A former Web producer for a Tribune-owned television station in Sacramento was indicted Thursday, accused of helping members of the hacking group Anonymous vandalize a Tribune site shortly after he was terminated from his job.
Matthew Keys, 26, now deputy social media editor for Reuters, was charged with three hacking-related counts and faces up to 10 years in prison if convicted in the December 2010 incident. The hack appeared on a news story on the website of the Los Angeles Times, which is also owned by Tribune.
Prosecutors alleged that Keys conspired with Anonymous members to access the company's servers "for the purpose of learning how to alter and damage it."
According to federal authorities, Keys provided a username and password for Tribune servers to hackers on an online chat room after he left KTXL FOX 40 in late October of that year. With the information from Keys, prosecutors say, a hacker accessed a news story on The Times' website and changed a headline on a tax-cut related story to read: "Pressure builds in House to elect CHIPPY 1337."
"[T]hat was such a buzz having my edit on the LA Times," the hacker using the screen name "sharpie" wrote to Keys, according to the indictment.
"Nice," Keys, using the screen name "AESCracked," allegedly replied.

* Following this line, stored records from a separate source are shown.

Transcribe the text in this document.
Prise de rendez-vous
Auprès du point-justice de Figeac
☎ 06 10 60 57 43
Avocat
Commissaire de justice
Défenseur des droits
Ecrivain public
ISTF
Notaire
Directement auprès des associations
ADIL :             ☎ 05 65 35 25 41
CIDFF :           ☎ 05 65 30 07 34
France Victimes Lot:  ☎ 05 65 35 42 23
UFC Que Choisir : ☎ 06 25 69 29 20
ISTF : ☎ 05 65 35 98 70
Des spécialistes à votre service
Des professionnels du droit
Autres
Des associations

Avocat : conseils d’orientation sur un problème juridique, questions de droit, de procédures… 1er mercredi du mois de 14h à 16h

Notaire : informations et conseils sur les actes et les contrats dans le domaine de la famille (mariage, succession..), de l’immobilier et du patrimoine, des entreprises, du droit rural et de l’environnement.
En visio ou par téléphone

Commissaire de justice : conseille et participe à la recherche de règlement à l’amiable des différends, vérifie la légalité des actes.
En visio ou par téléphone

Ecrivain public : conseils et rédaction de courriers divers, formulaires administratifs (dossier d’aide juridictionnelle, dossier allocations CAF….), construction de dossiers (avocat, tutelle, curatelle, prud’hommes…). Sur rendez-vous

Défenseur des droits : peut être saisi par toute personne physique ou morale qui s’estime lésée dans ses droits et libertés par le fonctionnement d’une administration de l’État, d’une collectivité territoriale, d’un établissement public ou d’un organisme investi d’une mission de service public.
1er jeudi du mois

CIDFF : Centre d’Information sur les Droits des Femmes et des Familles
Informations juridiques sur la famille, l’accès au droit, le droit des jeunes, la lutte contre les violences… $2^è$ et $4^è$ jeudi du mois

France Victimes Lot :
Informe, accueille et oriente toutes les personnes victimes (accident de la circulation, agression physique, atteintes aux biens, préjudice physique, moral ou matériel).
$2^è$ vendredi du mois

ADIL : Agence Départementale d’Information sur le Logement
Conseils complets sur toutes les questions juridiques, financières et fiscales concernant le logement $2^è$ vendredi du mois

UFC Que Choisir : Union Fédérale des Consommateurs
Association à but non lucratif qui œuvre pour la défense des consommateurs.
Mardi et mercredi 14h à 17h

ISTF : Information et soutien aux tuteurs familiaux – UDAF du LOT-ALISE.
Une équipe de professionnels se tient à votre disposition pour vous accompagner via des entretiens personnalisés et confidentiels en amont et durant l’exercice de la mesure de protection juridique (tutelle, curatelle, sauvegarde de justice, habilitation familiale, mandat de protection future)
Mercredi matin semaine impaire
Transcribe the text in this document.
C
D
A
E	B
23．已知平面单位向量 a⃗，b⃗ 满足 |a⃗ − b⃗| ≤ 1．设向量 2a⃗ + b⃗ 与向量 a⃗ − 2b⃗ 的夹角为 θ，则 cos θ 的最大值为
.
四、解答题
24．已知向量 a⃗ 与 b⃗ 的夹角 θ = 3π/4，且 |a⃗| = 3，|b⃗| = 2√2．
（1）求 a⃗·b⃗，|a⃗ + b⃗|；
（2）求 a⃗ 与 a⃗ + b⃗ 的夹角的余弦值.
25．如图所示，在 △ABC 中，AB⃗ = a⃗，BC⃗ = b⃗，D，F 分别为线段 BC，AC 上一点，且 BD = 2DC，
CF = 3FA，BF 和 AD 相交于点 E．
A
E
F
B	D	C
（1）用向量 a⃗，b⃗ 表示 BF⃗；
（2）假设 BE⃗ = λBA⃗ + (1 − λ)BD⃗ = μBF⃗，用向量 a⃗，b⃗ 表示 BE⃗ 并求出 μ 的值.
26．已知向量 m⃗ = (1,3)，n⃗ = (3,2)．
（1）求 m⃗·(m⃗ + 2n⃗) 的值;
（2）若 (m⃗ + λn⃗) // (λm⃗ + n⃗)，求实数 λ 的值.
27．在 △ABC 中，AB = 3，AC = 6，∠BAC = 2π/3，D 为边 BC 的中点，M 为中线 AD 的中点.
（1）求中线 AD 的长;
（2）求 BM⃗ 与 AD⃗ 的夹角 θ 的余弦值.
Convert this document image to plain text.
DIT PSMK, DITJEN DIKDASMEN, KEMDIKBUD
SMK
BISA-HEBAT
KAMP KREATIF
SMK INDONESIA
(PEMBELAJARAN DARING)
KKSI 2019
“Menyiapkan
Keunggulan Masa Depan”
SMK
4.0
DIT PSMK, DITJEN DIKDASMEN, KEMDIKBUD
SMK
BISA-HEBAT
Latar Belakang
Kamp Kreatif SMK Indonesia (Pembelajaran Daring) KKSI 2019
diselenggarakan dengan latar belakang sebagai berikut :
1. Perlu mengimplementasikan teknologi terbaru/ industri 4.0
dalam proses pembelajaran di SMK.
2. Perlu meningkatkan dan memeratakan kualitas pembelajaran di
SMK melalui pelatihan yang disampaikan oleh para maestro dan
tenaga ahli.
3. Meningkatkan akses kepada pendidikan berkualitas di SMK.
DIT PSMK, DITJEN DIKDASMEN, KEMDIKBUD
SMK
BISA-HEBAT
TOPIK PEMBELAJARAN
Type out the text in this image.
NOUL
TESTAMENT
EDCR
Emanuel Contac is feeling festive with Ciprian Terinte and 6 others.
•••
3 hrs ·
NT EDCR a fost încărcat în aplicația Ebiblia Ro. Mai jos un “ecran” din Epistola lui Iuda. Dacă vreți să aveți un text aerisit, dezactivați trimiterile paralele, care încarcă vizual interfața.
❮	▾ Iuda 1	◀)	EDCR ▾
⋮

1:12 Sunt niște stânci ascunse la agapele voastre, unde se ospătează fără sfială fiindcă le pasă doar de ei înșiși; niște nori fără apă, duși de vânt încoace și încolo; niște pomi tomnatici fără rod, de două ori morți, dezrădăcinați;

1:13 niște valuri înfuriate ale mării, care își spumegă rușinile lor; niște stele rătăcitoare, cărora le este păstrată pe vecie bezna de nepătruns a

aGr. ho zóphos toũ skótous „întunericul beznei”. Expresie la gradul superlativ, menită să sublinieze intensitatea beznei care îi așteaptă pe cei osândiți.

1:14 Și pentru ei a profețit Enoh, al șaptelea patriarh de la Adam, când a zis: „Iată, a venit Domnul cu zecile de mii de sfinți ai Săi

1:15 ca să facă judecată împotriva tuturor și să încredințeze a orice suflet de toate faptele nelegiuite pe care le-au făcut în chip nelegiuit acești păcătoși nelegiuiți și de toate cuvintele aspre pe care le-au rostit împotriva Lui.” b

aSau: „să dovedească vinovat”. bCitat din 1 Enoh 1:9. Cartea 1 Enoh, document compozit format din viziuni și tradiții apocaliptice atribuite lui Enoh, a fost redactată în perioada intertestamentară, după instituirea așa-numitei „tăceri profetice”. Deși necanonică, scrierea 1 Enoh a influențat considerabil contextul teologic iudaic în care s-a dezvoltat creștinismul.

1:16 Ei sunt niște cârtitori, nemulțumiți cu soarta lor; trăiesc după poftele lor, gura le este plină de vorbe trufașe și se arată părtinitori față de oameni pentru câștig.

Keys said he was using a virtual private network "to cover my tracks," according to the indictment.
Keys did not respond to requests for comment. In a post on his Twitter account Thursday afternoon, he said he learned of the indictment through Twitter.
"I am fine," Keys wrote. "Tonight I'm going to take a break. Tomorrow, business as usual."
Prosecutors wrote in the indictment that Tribune spent more than $5,000 responding to the attack and restoring its systems. Authorities are seeking forfeiture of the tools Keys used in committing the alleged offenses, including his MacBook Pro.
Keys also faces a $250,000 fine for each count.
According to the indictment, Keys conspired with hackers via a chat room known as "internetfeds." Keys had written about gaining access to the chat room and communicating with hackers in a blog post for Reuters last year.
Keys said the chat room was a "top-secret" place where "elite hackers assembled."
"If there was a political or economic reason behind their mayhem, so much the better. If not, they did it for kicks," he wrote of the hackers' motivations for their attacks.
He wrote in the post of the hack on The Times' site, without acknowledging any personal involvement.
A spokesman for Reuters noted that Keys joined the company in 2012, more than a year after the alleged conduct. In an e-mailed statement, the spokesman declined further comment, citing ongoing investigations. A Times spokeswoman also declined comment.
Computer security experts said the breach was minor and may have drawn authorities' attention because of Anonymous' notoriety. "It's a trivial breach, it's not highly technical," said Philip Lieberman, president of L.A.-based security firm Lieberman Software.
Jay Leiderman, a Ventura-based criminal defense attorney who has represented hackers, including members of Anonymous, said Keys may have simply been "low-hanging fruit" that prosecutors could easily go after.
"It was a prank. It really could have been handled civilly through a lawsuit," he said.